Simhash of this is a test phrase: 8c3a5f7e9ecb3f35
Simhash of this is a test phrass: 8c3a5f7e9ecb3f21
Simhash of foo bar: d8dbe7186bad3db3
Comparison of `this is a test phrase` and `this is a test phrass`: 2
Comparison of `this is a test phrase` and `foo bar`: 29

重点算法函数是simhash.Simhash 循环遍历docs把上面的bytes切片经过NewWordFeatureSet函数再放到Simhash里运行

1.NewWordFeatureSet

goland ctrl+b 进到函数里

func NewWordFeatureSet(b []byte) *WordFeatureSet {
   fs := &WordFeatureSet{b}
   //将b全部转换为小写
   fs.normalize()
   return fs
}

type WordFeatureSet struct {
   b []byte
}

func (w *WordFeatureSet) normalize() {
   w.b = bytes.ToLower(w.b)
}

WordFeatureSet:结构体有b字段。 normalize:用于将该字段转换为小写。 NewWordFeatureSet:通过将外面调用传入的参数b转换成fs结构体的b字段，再将fs的b字段变为小写，最后返回fs，fs为WordFeatureSet结构体指针。

2. Simhash

1.进入Simhash函数

func Simhash(fs FeatureSet) uint64 {
   return Fingerprint(Vectorize(fs.GetFeatures()))
}

// Returns a []Feature representing each word in the byte slice
func (w *WordFeatureSet) GetFeatures() []Feature {
   return getFeatures(w.b, boundaries)
}

2.w.b就是之前传入的经过更改的切片，尝试定位到boundaries发现是正则进一步进入getFeatures函数

var boundaries = regexp.MustCompile(`[\\\\w']+(?:\\\\://[\\\\w\\\\./]+){0,1}`)
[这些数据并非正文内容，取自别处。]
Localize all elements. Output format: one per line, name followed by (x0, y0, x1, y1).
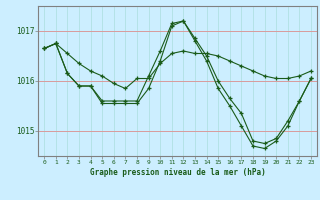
X-axis label: Graphe pression niveau de la mer (hPa): Graphe pression niveau de la mer (hPa) (90, 168, 266, 177)
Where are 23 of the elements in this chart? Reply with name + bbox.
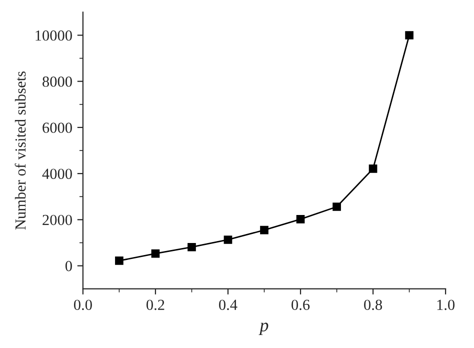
point — [188, 242, 196, 252]
point — [332, 202, 341, 211]
y-tick-label: 6000 — [42, 122, 72, 133]
point — [115, 256, 124, 265]
point — [368, 164, 378, 173]
x-tick-label: 0.2 — [146, 300, 164, 310]
y-tick-label: 0 — [65, 260, 72, 272]
y-tick-label: 4000 — [42, 168, 72, 180]
x-tick-label: 0.4 — [219, 300, 238, 310]
x-axis-title: p — [258, 322, 268, 336]
y-axis-title: Number of visited subsets — [14, 72, 26, 230]
x-tick-label: 0.6 — [292, 300, 310, 310]
point — [151, 249, 160, 258]
point — [405, 31, 414, 40]
point — [296, 215, 305, 224]
x-tick-label: 1.0 — [437, 300, 455, 310]
y-tick-label: 10000 — [36, 30, 72, 41]
point — [260, 226, 268, 234]
y-tick-label: 2000 — [42, 214, 72, 226]
point — [224, 236, 232, 244]
x-tick-label: 0.0 — [74, 300, 92, 310]
x-tick-label: 0.8 — [364, 300, 382, 310]
y-tick-label: 8000 — [42, 76, 72, 87]
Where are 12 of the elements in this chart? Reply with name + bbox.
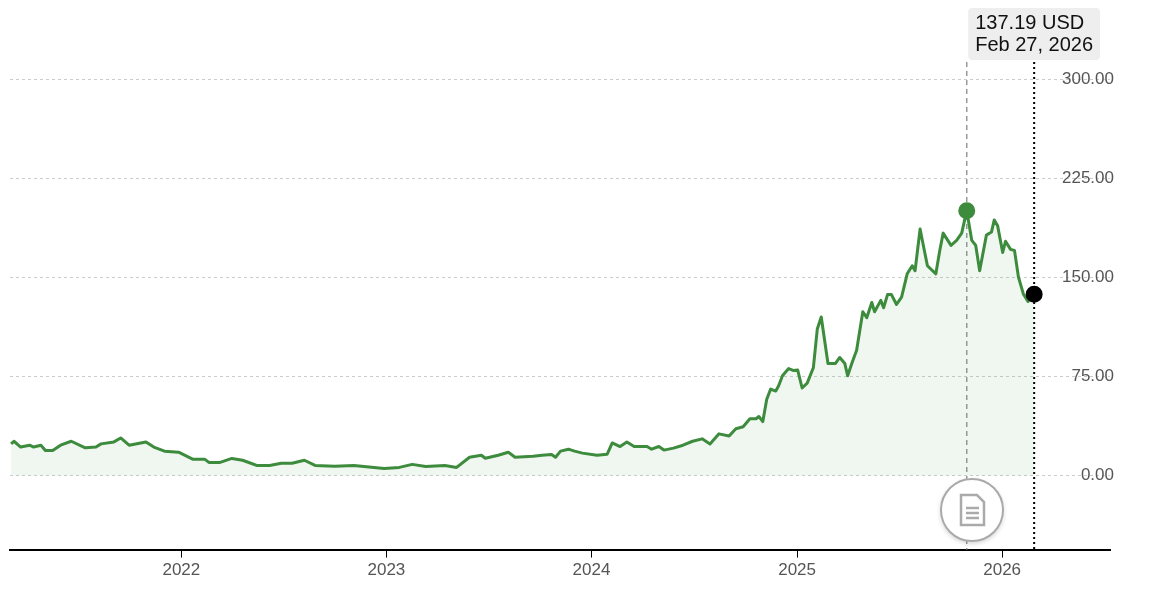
x-tick-label: 2025 — [778, 560, 816, 580]
x-tick-label: 2026 — [983, 560, 1022, 580]
x-tick-label: 2024 — [572, 560, 611, 580]
y-tick-label: 0.00 — [1080, 465, 1114, 485]
text: Feb 27, 2026 — [975, 32, 1094, 55]
x-tick-label: 2022 — [162, 560, 201, 580]
y-tick-label: 225.00 — [1062, 167, 1114, 187]
y-tick-label: 300.00 — [1062, 68, 1114, 88]
text: 137.19 USD — [975, 10, 1085, 33]
y-tick-label: 75.00 — [1071, 366, 1114, 386]
x-tick-label: 2023 — [367, 560, 406, 580]
y-tick-label: 150.00 — [1062, 267, 1114, 287]
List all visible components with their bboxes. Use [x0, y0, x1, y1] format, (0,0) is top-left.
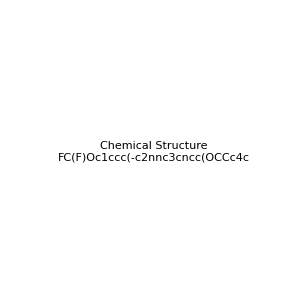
Text: Chemical Structure
FC(F)Oc1ccc(-c2nnc3cncc(OCCc4c: Chemical Structure FC(F)Oc1ccc(-c2nnc3cn…	[58, 141, 250, 162]
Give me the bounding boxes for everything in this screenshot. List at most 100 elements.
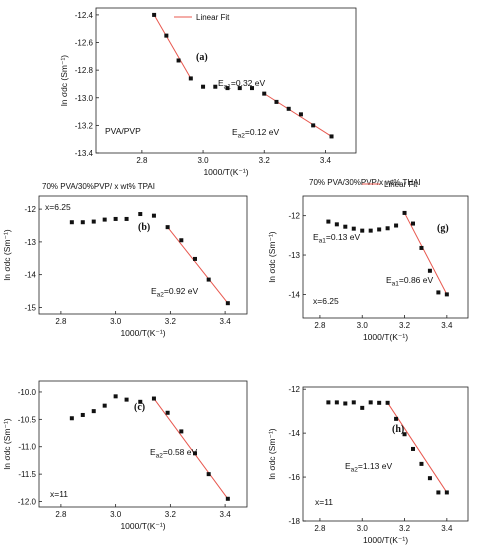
panel-label: (b)	[138, 222, 150, 233]
data-point	[113, 216, 118, 221]
fit-line	[404, 212, 448, 295]
panel-label: (g)	[437, 223, 449, 234]
data-point	[343, 224, 348, 229]
data-point	[444, 490, 449, 495]
data-point	[151, 396, 156, 401]
data-point	[343, 401, 348, 406]
annotation: Ea1=0.86 eV	[386, 275, 434, 288]
annotation-subscript: a1	[319, 238, 327, 245]
y-axis-label: ln σdc (Sm⁻¹)	[267, 231, 277, 282]
annotation-value: =0.32 eV	[231, 78, 266, 88]
annotation: x=11	[315, 497, 333, 507]
plot-frame	[302, 195, 469, 319]
data-point	[165, 410, 170, 415]
data-point	[385, 226, 390, 231]
data-point	[326, 219, 331, 224]
y-tick-label: -13	[288, 251, 300, 260]
data-point	[411, 446, 415, 451]
chart-panel-a: 2.8 3.0 3.2 3.4 -12.4 -12.6 -12.8 -13.0 -13.2 -13…	[59, 7, 357, 177]
x-tick-label: 3.4	[220, 317, 232, 326]
annotation-subscript: a1	[224, 84, 232, 91]
x-tick-label: 3.0	[110, 317, 122, 326]
data-point	[274, 99, 279, 104]
data-point	[436, 290, 441, 295]
annotation-base: E	[150, 447, 156, 457]
data-point	[206, 472, 211, 477]
plot-frame	[302, 386, 469, 522]
data-point	[193, 451, 197, 456]
data-point	[444, 292, 449, 297]
data-point	[69, 220, 74, 225]
annotation: x=6.25	[313, 296, 339, 306]
y-tick-label: -16	[288, 473, 300, 482]
data-point	[360, 228, 365, 233]
data-point	[360, 405, 365, 410]
plot-frame	[38, 195, 248, 315]
y-axis-label: ln σdc (Sm⁻¹)	[2, 229, 12, 280]
data-point	[113, 394, 118, 399]
data-point	[377, 400, 382, 405]
data-point	[326, 400, 331, 405]
y-tick-label: -12	[288, 212, 300, 221]
annotation: Ea2=0.58 eV	[150, 447, 198, 460]
annotation-value: =0.86 eV	[399, 275, 434, 285]
data-point	[237, 86, 242, 91]
annotation-subscript: a2	[238, 133, 246, 140]
annotation-base: E	[218, 78, 224, 88]
data-point	[80, 412, 85, 417]
annotation: Ea2=0.12 eV	[232, 127, 280, 140]
data-point	[124, 216, 129, 221]
annotation-base: E	[313, 232, 319, 242]
annotation-value: =0.58 eV	[163, 447, 198, 457]
data-point	[225, 86, 230, 91]
chart-panel-h: 2.8 3.0 3.2 3.4 -12 -14 -16 -18 1000/T(K⁻¹) ln σd…	[267, 385, 469, 545]
data-point	[91, 219, 96, 224]
annotation-subscript: a2	[157, 292, 165, 299]
data-point	[427, 268, 432, 273]
data-point	[385, 400, 390, 405]
plot-frame	[95, 7, 357, 154]
fit-line	[153, 398, 229, 500]
fit-line	[153, 14, 192, 79]
data-point	[176, 58, 181, 63]
x-axis-label: 1000/T(K⁻¹)	[120, 521, 165, 531]
data-point	[152, 12, 157, 17]
data-point	[262, 91, 267, 96]
y-tick-label: -14	[288, 290, 300, 299]
x-tick-label: 3.4	[441, 321, 453, 330]
chart-panel-c: 2.8 3.0 3.2 3.4 -10.0 -10.5 -11.0 -11.5 -12.0 100…	[2, 380, 248, 531]
data-point	[151, 213, 156, 218]
annotation-base: E	[345, 461, 351, 471]
data-point	[193, 256, 197, 261]
data-point	[436, 490, 441, 495]
data-point	[368, 400, 373, 405]
data-point	[377, 227, 382, 232]
x-axis-label: 1000/T(K⁻¹)	[363, 332, 408, 342]
data-point	[102, 403, 107, 408]
x-tick-label: 3.2	[399, 321, 411, 330]
y-tick-label: -12	[24, 205, 36, 214]
annotation-value: =1.13 eV	[358, 461, 393, 471]
data-point	[225, 496, 230, 501]
data-point	[138, 399, 143, 404]
fit-line	[167, 226, 229, 304]
y-tick-label: -13	[24, 238, 36, 247]
x-tick-label: 2.8	[314, 321, 326, 330]
panel-label: (h)	[392, 424, 404, 435]
chart-panel-g: 2.8 3.0 3.2 3.4 -12 -13 -14 1000/T(K⁻¹) ln σdc (…	[267, 178, 469, 342]
annotation: Ea2=0.92 eV	[151, 286, 199, 299]
y-axis-label: ln σdc (Sm⁻¹)	[267, 428, 277, 479]
annotation-subscript: a2	[351, 467, 359, 474]
annotation-base: E	[151, 286, 157, 296]
annotation-value: =0.13 eV	[326, 232, 361, 242]
y-tick-label: -10.5	[18, 415, 37, 424]
y-tick-label: -18	[288, 517, 300, 526]
y-tick-label: -12.6	[75, 39, 94, 48]
data-point	[80, 220, 85, 225]
data-point	[213, 84, 218, 89]
data-point	[368, 228, 373, 233]
data-point	[206, 277, 211, 282]
annotation: x=11	[50, 489, 68, 499]
data-point	[201, 84, 206, 89]
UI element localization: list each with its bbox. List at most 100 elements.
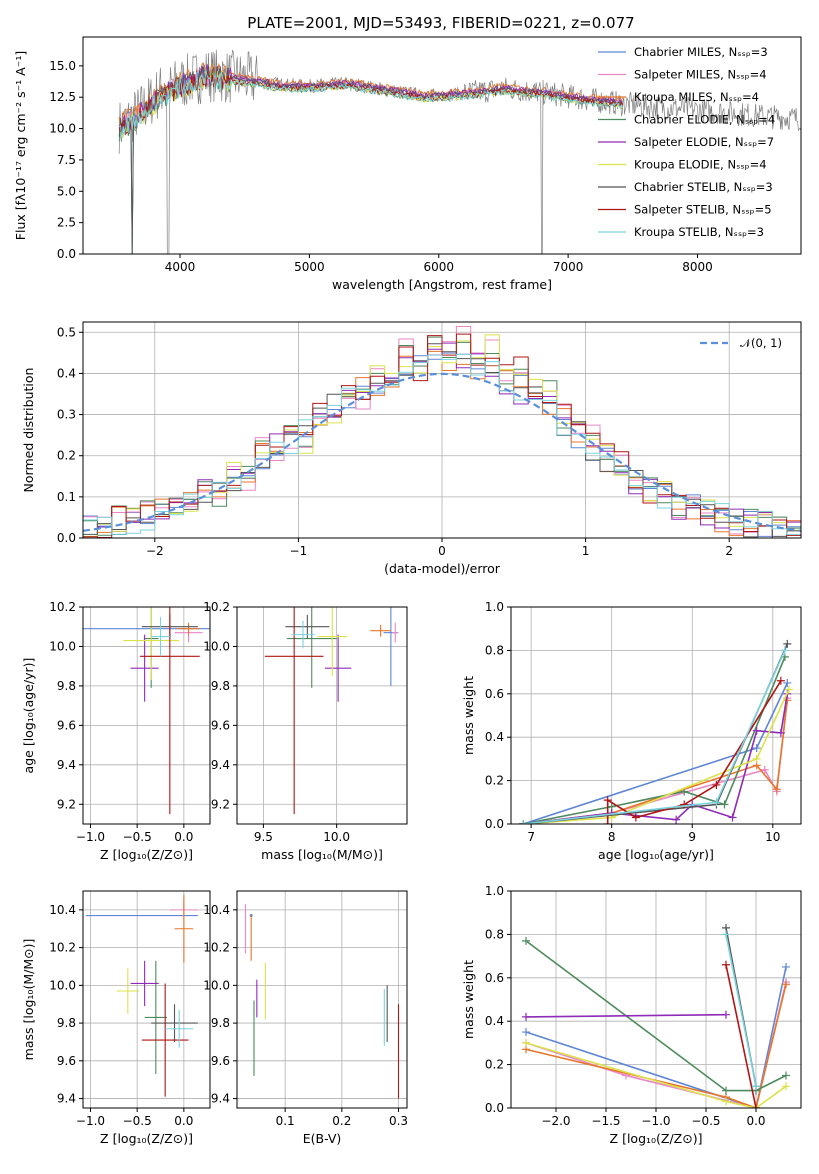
x-tick-label: 0.0	[174, 1114, 193, 1128]
plus-marker	[722, 1010, 730, 1019]
x-tick-label: 9	[688, 830, 696, 844]
x-axis-label: age [log₁₀(age/yr)]	[598, 847, 714, 862]
plot-area	[244, 904, 400, 1099]
x-axis-label: Z [log₁₀(Z/Z⊙)]	[100, 847, 193, 862]
figure-title: PLATE=2001, MJD=53493, FIBERID=0221, z=0…	[247, 14, 634, 32]
error-bar-point	[165, 1009, 194, 1048]
plus-marker	[722, 1086, 730, 1095]
x-tick-label: −0.5	[123, 830, 152, 844]
plus-marker	[760, 765, 769, 774]
y-tick-label: 0.8	[485, 643, 504, 657]
error-bar-point	[317, 607, 347, 677]
y-tick-label: 0.0	[485, 817, 504, 831]
x-tick-label: −0.5	[123, 1114, 152, 1128]
x-tick-label: 1	[582, 544, 590, 558]
y-tick-label: 10.2	[49, 941, 76, 955]
plot-area	[118, 49, 801, 254]
plus-marker	[603, 820, 612, 824]
y-axis-label: mass weight	[461, 676, 476, 755]
axes-frame	[236, 890, 408, 1109]
panel-age-vs-mass: 9.5 10.0 9.2 9.4 9.6 9.8 10.0 10.2 mass [log₁₀(M…	[203, 600, 408, 862]
error-bar-point	[116, 968, 140, 1014]
plus-marker	[752, 1082, 760, 1091]
x-axis-label: Z [log₁₀(Z/Z⊙)]	[610, 1131, 703, 1146]
y-tick-label: 10.2	[49, 600, 76, 614]
x-tick-label: 10	[765, 830, 780, 844]
y-tick-label: 0.2	[485, 774, 504, 788]
mass-weight-line	[725, 964, 757, 1108]
axes-frame	[236, 606, 408, 825]
x-axis-label: mass [log₁₀(M/M⊙)]	[261, 847, 383, 862]
y-tick-label: 10.2	[203, 600, 230, 614]
y-tick-label: 1.0	[485, 884, 504, 898]
error-bar-point	[264, 607, 324, 815]
axes-frame	[82, 890, 211, 1109]
spectrum-model-line	[118, 69, 623, 254]
y-tick-label: 7.5	[57, 153, 76, 167]
legend-label: Salpeter ELODIE, Nₛₛₚ=7	[634, 135, 774, 149]
y-tick-label: 0.2	[57, 449, 76, 463]
y-tick-label: 9.8	[211, 1016, 230, 1030]
plus-marker	[519, 820, 528, 824]
x-tick-label: −0.5	[691, 1114, 720, 1128]
plus-marker	[752, 1104, 760, 1108]
x-tick-label: −1.0	[641, 1114, 670, 1128]
mass-weight-line	[523, 689, 790, 824]
error-bar-point	[151, 616, 170, 657]
plus-marker	[603, 796, 612, 805]
y-tick-label: 9.8	[211, 679, 230, 693]
y-tick-label: 9.4	[211, 758, 230, 772]
error-bar-point	[291, 620, 315, 649]
axes-frame	[82, 606, 211, 825]
plus-marker	[522, 1012, 530, 1021]
y-tick-label: 10.2	[203, 941, 230, 955]
panel-massweight-vs-age: 7 8 9 10 0.0 0.2 0.4 0.6 0.8 1.0 age [log₁₀(age/yr…	[461, 600, 802, 862]
plus-marker	[720, 800, 729, 809]
plus-marker	[728, 813, 737, 822]
mass-weight-line	[725, 934, 757, 1087]
y-tick-label: 10.4	[49, 903, 76, 917]
y-tick-label: 9.2	[57, 797, 76, 811]
y-tick-label: 10.0	[203, 639, 230, 653]
plot-area	[522, 923, 790, 1108]
x-tick-label: 6000	[423, 260, 454, 274]
error-bar-point	[141, 983, 189, 1097]
y-tick-label: 1.0	[485, 600, 504, 614]
mass-weight-line	[525, 1042, 787, 1108]
y-axis-label: mass [log₁₀(M/M⊙)]	[21, 939, 36, 1061]
mass-weight-line	[525, 1013, 727, 1018]
y-tick-label: 10.0	[49, 978, 76, 992]
panel-mass-vs-ebv: 0.1 0.2 0.3 9.4 9.6 9.8 10.0 10.2 10.4 E(B-V)	[203, 890, 408, 1146]
y-tick-label: 15.0	[49, 59, 76, 73]
legend: Chabrier MILES, Nₛₛₚ=3 Salpeter MILES, Nₛ…	[598, 45, 775, 239]
x-tick-label: 7000	[553, 260, 584, 274]
plus-marker	[752, 726, 761, 735]
mass-weight-line	[525, 966, 787, 1108]
x-tick-label: 8	[608, 830, 616, 844]
y-tick-label: 9.4	[57, 1092, 76, 1106]
y-tick-label: 10.0	[49, 639, 76, 653]
error-bar-point	[177, 622, 200, 635]
y-tick-label: 9.8	[57, 1016, 76, 1030]
plot-area	[264, 607, 399, 815]
plot-area	[85, 894, 198, 1097]
y-tick-label: 0.4	[57, 366, 76, 380]
y-tick-label: 0.4	[485, 730, 504, 744]
y-tick-label: 9.6	[211, 1054, 230, 1068]
y-tick-label: 0.6	[485, 687, 504, 701]
legend-label: Kroupa STELIB, Nₛₛₚ=3	[634, 225, 764, 239]
plus-marker	[772, 785, 781, 794]
plot-area	[519, 639, 793, 824]
plus-marker	[522, 1028, 530, 1037]
plus-marker	[522, 1038, 530, 1047]
plus-marker	[752, 744, 761, 753]
x-tick-label: −2	[146, 544, 164, 558]
x-tick-label: 5000	[294, 260, 325, 274]
plus-marker	[776, 676, 785, 685]
error-bar-point	[174, 894, 194, 963]
y-axis-label: Normed distribution	[21, 368, 36, 493]
panel-age-vs-Z: −1.0 −0.5 0.0 9.2 9.4 9.6 9.8 10.0 10.2 Z [log₁₀(…	[21, 600, 211, 862]
plus-marker	[782, 962, 790, 971]
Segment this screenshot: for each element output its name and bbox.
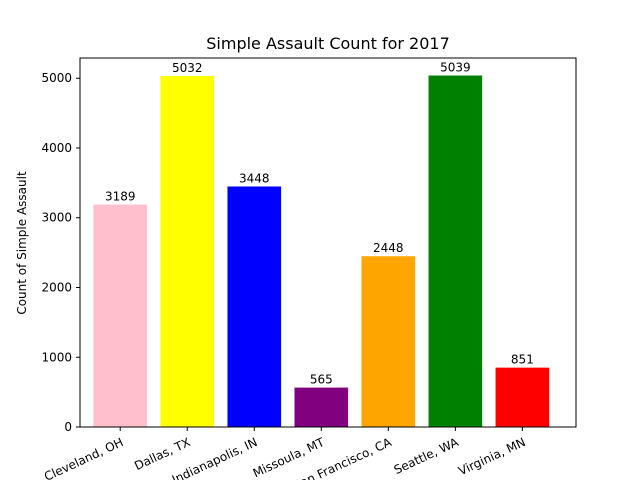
bar-6 xyxy=(495,367,550,427)
y-tick-label-3: 3000 xyxy=(41,211,72,225)
bar-value-label-4: 2448 xyxy=(373,241,404,255)
bar-value-label-6: 851 xyxy=(511,353,534,367)
y-tick-label-2: 2000 xyxy=(41,280,72,294)
data-labels-layer: 3189 5032 3448 565 2448 5039 851 xyxy=(105,61,534,387)
y-axis-label: Count of Simple Assault xyxy=(15,171,29,315)
bar-value-label-2: 3448 xyxy=(239,171,270,185)
bar-value-label-0: 3189 xyxy=(105,190,136,204)
bar-2 xyxy=(227,186,282,427)
chart-title: Simple Assault Count for 2017 xyxy=(206,34,450,53)
bar-3 xyxy=(294,387,349,427)
bar-value-label-1: 5032 xyxy=(172,61,203,75)
plot-frame xyxy=(79,57,577,428)
y-tick-label-1: 1000 xyxy=(41,350,72,364)
bars-layer xyxy=(93,75,550,427)
bar-value-label-3: 565 xyxy=(310,373,333,387)
y-tick-label-0: 0 xyxy=(64,420,72,434)
y-tick-label-5: 5000 xyxy=(41,71,72,85)
y-tick-label-4: 4000 xyxy=(41,141,72,155)
x-tick-label-5: Seattle, WA xyxy=(392,435,462,477)
bar-4 xyxy=(361,256,416,427)
bar-0 xyxy=(93,204,148,427)
bar-1 xyxy=(160,76,215,427)
x-tick-label-6: Virginia, MN xyxy=(456,435,527,478)
bar-5 xyxy=(428,75,483,427)
bar-value-label-5: 5039 xyxy=(440,61,471,75)
x-tick-label-0: Cleveland, OH xyxy=(42,435,125,480)
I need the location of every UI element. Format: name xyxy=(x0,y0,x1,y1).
func getFeatures(b []byte, r *regexp.Regexp) []Feature {  
   //将原有[]byte分为单词数组  
   words := r.FindAll(b, -1)  
   //根据单词数量创建空间  
   features := make([]Feature, len(words))  
   for i, w := range words {  
      //获取每个单词的feature  
      //feature默认有两个参数(Value,Weight)  
      features[i] = NewFeature(w)  
   }  
   //一个句子返回一个features  
   return features  
}

[\\w']+表示匹配一个或多个字母、数字、下划线或单引号 ‘表示一个单引号 (?:\://[\\w\./]+){\0,\1} 这是一个非捕获组，(?: … ) 表示一个非捕获组，{0,1} 表示该组出现零次或一次。在该组内部： \://：匹配 :// 字符序列。 [\\w\./]+ ：匹配一个或多个字母、数字、下划线、点号或斜杠。[\w\./] 匹配字母、数字、下划线、点号或斜杠。大体匹配结果: 一个或多个字母、数字、下划线或单引号，后面跟着零次或一次的 :// 字符序列，再跟着一个或多个字母、数字、下划线、点号或斜杠。测试:

tt := re.FindAll([]byte("aaa123..  <http://asdsd.com/123?1212>"), -1)
//[aaa123 <http://asdsd.com/123> 1212]

虽然是分隔://匹配但可能会导致匹配url无意义

匹配完成后创建words长度的Feature列表features，遍历结果words将每个单词经过NewFeature存入features列表中。传入的匹配每个单词经过fnv哈希算法生成uint64的哈希结果，并设默认权重为1，将features返回。

type feature struct {
   sum    uint64
   weight int
}

func (f feature) Sum() uint64 {
   return f.sum
}

func (f feature) Weight() int {
   return f.weight
}

type Feature interface {
   Sum() uint64
   Weight() int
}

func NewFeature(f []byte) feature {
   h := fnv.New64()
   h.Write(f)
   //value为哈希值，默认权重为1
   return feature{h.Sum64(), 1}
}

3.回到Simhash函数中进入Vectorize函数 v是一个64位大小的整形，循环64次，每次将64位fnv哈希结果右移i位再做与运算，结果为1则v该位权重加1，否则权重减1。

type Vector [64]int

func Vectorize(features []Feature) Vector {  
   var v Vector  
   //遍历features里每个单词的feature  
   for _, feature := range features {  
      //获取单个单词的Sum  
      sum := feature.Sum()  
      //获取单个单词的Weight  
      weight := feature.Weight()  
      //64次循环  
      for i := uint8(0); i < 64; i++ {  
         //依次获取由大到小每一位二进制位  
         bit := ((sum >> i) & 1)  
         //如果该店bit值为1，则该位权重增加  
         if bit == 1 {  
            v[i] += weight  
         } else {
            v[i] -= weight  
         }  
      }  
   }  
   return v  
}

单独拉出下面的代码测试，发现跑出来是输入数字的二进制编码的每一位

sum := 217
for i := uint8(0); i < 8; i++ {
   bit := ((sum >> i) & 1)
   fmt.Printf("%s\n", bit)
}

原代码右移左侧补0，上述操作可以求得由大到小每一feature的sum的二进制位。如果有feature的二进制位为1则v进1，否则v减1。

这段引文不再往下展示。